The artist atelier is not just any space. Often secret, intimate and complex, it is a zone of freedom and experimentation but also of hard work and doubts; a place of « mise en abyme » for the artist and the work of art, where every detail can make sense. For women artists, things have changed for the better since Linda Nochlin’s scathing statement on art history and institutions in her 1971 pioneering essay Why Have There Been No Great Women Artists? However, being sometimes in the majority in art schools, women artists are still under-represented in the art world in 2018.
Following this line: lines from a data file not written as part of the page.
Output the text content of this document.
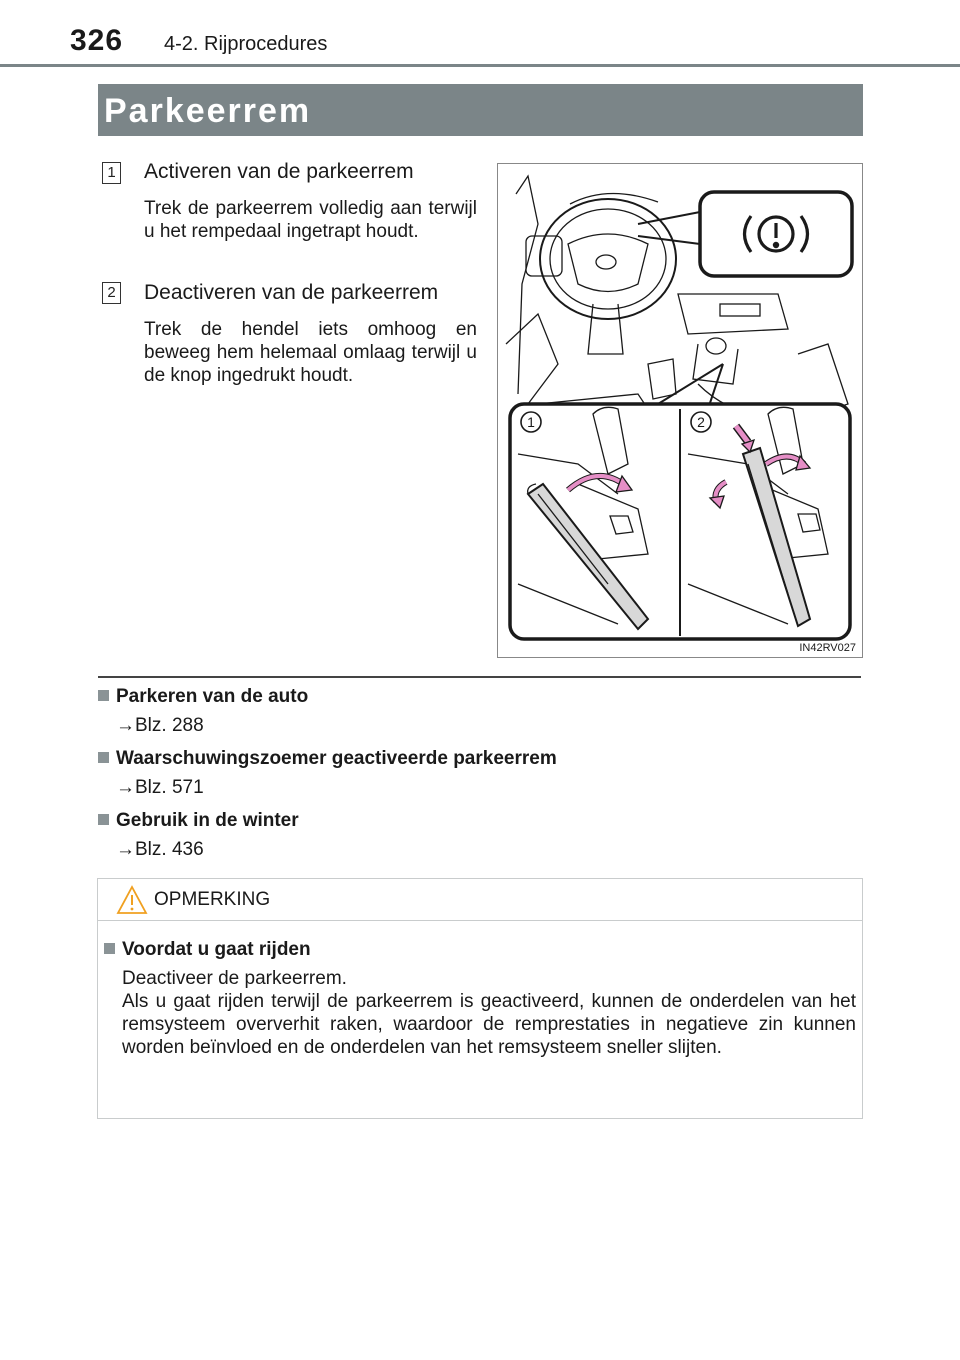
326 4-2. Rijprocedures
Parkeerrem
1 Activeren van de parkeerrem
Trek de parkeerrem volledig aan terwijl u het rempedaal ingetrapt houdt.
2 Deactiveren van de parkeerrem
Trek de hendel iets omhoog en beweeg hem helemaal omlaag terwijl u de knop ingedrukt houdt.
1	2
IN42RV027
Parkeren van de auto
→Blz. 288
Waarschuwingszoemer geactiveerde parkeerrem
→Blz. 571
Gebruik in de winter
→Blz. 436
OPMERKING
Voordat u gaat rijden

Deactiveer de parkeerrem.

Als u gaat rijden terwijl de parkeerrem is geactiveerd, kunnen de onderdelen van het remsysteem oververhit raken, waardoor de remprestaties in negatieve zin kunnen worden beïnvloed en de onderdelen van het remsysteem sneller slijten.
Visitor strives to find the right distance to capture the mystery, extreme tension and commitment of artistic work. The corpus of images are based on the subtle balance of portraits of women artists who are not in an archetypal representation but who can be guessed by touches through their process, gestures, tools, and the relation between their body and the piece of art that they are creating. Can being a woman be considered as one element among others; sometimes essential, especially for the artists who have strategically chosen to place it as the center of their creation—sometimes secondary or incidental? Stepping aside from an idea of a curation under the main criterion of being a woman or a gender study, Visitor invites to discover the space and the precious time of the creation contained in a work in progress—to observe what makes history in the studio of these seventeen women artists.
In order of appearance: Amélie Bertrand, Apolonia Sokol, Caroline Corbasson, Chloé Quenum, Eva Nielsen, Georgia Russell, Jeanne Briand, Jennifer Caubet, Julie Beaufils, Lucille Uhlrich, Marion Verboom, Mathilde Denize, Maude Maris, Mimosa Echard, Mireille Blanc, Sarah Trouche and Zoé de Soumagnat.
The portrayed artists are all part of the emerging art scene and work in Paris within varied artistic practices, such as painting, sculpture, installation, performance, etc.